The researchers used a technique called particle image velocimetry (PIV), a widely used method for quantifying how water flows over a model river bed, pioneered at the U. of I. in the 1980s. Best and Blois developed a method to use PIV endoscopically to study, for the first time, fluid flow within the small spaces between the gravel. This allowed them to quantify flow within the river bed and link it to the stream flow above.

They found that, in the scenario that simulates a gravel bed, the patterns of flow velocity above the bed and the distribution of forces on the river bed were dramatically different from the models on which all previous work has been based. Their experimental scenarios also disproved one popular theory that explained the difference between classic models and field observations for the formation of bed topography, such as dunes.

"Bedforms formed in fine sediments are known to be substantially different from those formed in gravel beds, but we just didn't know why," Blois said.

"People before us suggested that those differences were due to the roughness of the grains. But we introduced the bed permeability, just like real rivers. This, with our new measurement technique, allowed us to demonstrate that most of the stress variation is actually coming from fluid emerging from the permeable bed, rather than roughness."

The maps of water flow that the experiments produced could lead to better predictive models, so that researchers can more accurately predict and study how nutrients and pollutants travel and accumulate in rivers. These new models also could provide insight into the growth and behavior of organisms that thrive in the narrow zone where river flow meets the river bed.

"For example, when salmon spawn in gravel-bed rivers, they basically make a depression in the gravel, into which they lay their eggs," Best said. "By doing that, not only do they protect the eggs, but they create a bump in the sediment that creates a pressure distribution that would keep fine grains from going into the bed, which would be detrimental to the eggs. It's fascinating that fish actually take advantage of these flow dynamics."

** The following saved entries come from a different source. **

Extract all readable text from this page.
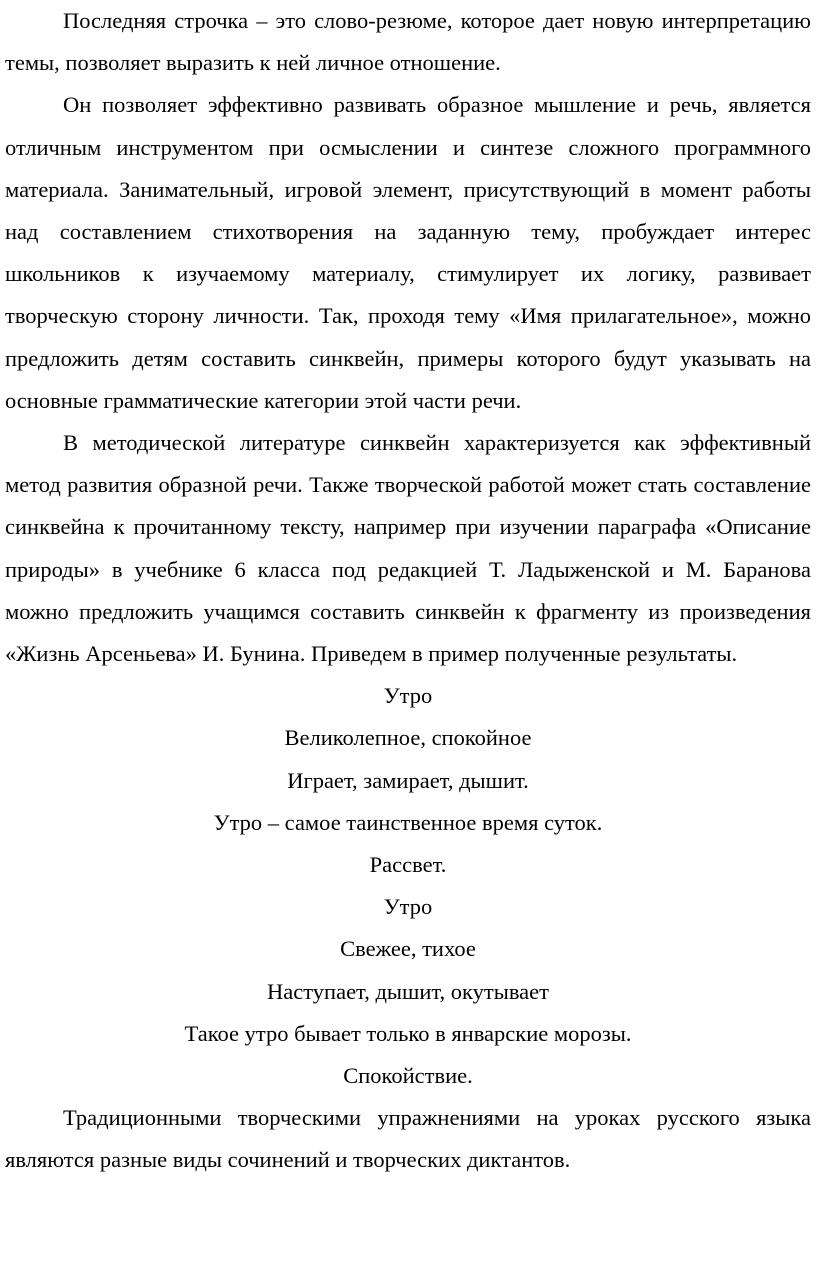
Последняя строчка – это слово-резюме, которое дает новую интерпретацию темы, позволяет выразить к ней личное отношение.

Он позволяет эффективно развивать образное мышление и речь, является отличным инструментом при осмыслении и синтезе сложного программного материала. Занимательный, игровой элемент, присутствующий в момент работы над составлением стихотворения на заданную тему, пробуждает интерес школьников к изучаемому материалу, стимулирует их логику, развивает творческую сторону личности. Так, проходя тему «Имя прилагательное», можно предложить детям составить синквейн, примеры которого будут указывать на основные грамматические категории этой части речи.

В методической литературе синквейн характеризуется как эффективный метод развития образной речи. Также творческой работой может стать составление синквейна к прочитанному тексту, например при изучении параграфа «Описание природы» в учебнике 6 класса под редакцией Т. Ладыженской и М. Баранова можно предложить учащимся составить синквейн к фрагменту из произведения «Жизнь Арсеньева» И. Бунина. Приведем в пример полученные результаты.

Утро
Великолепное, спокойное
Играет, замирает, дышит.
Утро – самое таинственное время суток.
Рассвет.
Утро
Свежее, тихое
Наступает, дышит, окутывает
Такое утро бывает только в январские морозы.
Спокойствие.

Традиционными творческими упражнениями на уроках русского языка являются разные виды сочинений и творческих диктантов.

The researchers are working with collaborators around the world to study how permeability affects turbulence above the bed, how this affects the organisms that grow in the pore spaces, and how tiny particles and dissolved substances accumulate in porous riverbeds.

"It's going to change the way we conceptualize these systems and model them," Blois said. "We're trying to raise awareness of the fact that we are now able to measure the complex flow dynamics in these challenging environments, and that's going to open up a new paradigm for river research."

The UK Natural Environmental Research Council supported this work.